De nuevo se hizo el silencio. Pero no por mucho tiempo.
—Acepto.
La reina y la sacerdotisa miraron a la adolescente decidida y percibieron cómo parecía ignorar las consecuencias de lo que pretendía.
—Acepto ser responsable de mis actos y ser castigada en caso de estar equivocada.
La reina ponderó aquella afirmación decidida y sincera. Y no se demoró en dar su veredicto:
—¡Sea! Los soldados acompañarán a Ariane Narin en pos de lo que dice buscar y realizarán la detención como responsable del acto en caso de que no proceda.

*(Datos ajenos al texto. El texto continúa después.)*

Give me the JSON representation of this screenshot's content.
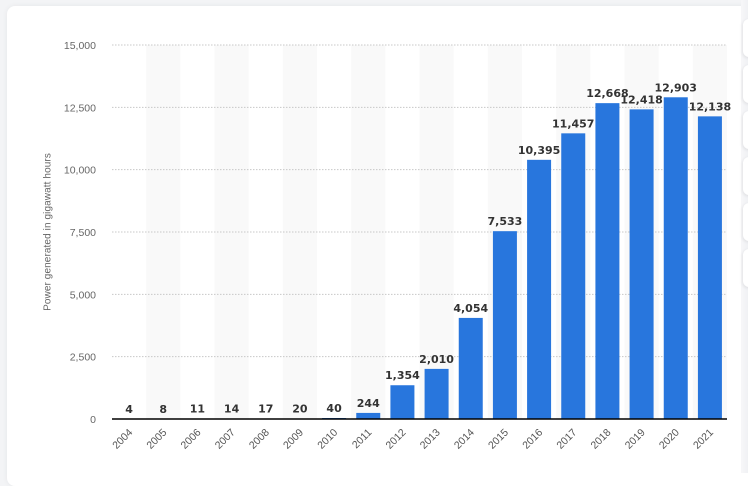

Y en estas condiciones, con estas palabras, Ariane fue conducida al cuarto real por dos soldados que la acompañarían en una búsqueda que representaría para ella un camino entre las peores mazmorras de Aramis o los campos más bellos de Mantaquim.
Ariane entró nerviosa en el recinto, rogando porque su visión fuera tan correcta como su convicción en la misma. La búsqueda, al menos, comenzaba bien: el aposento era idéntico al que le había sido mostrado por la pelirroja de cabellos desgreñados. Entonces Ariane fue hasta el punto del cuarto, detrás de un cuadro, próximo a una consola con un espejo y una llave con punta de estrella colgada en la pared, donde le había sido mostrado que Anisio Branford guardaba el frasco que acabaría con su reputación. Y al mover el cuadro de lugar, bajo la mirada constante y atenta de los dos soldados, Ariane descubrió de inmediato en qué tipo de camino andaba. Y a dónde la llevaría esa senda sombría.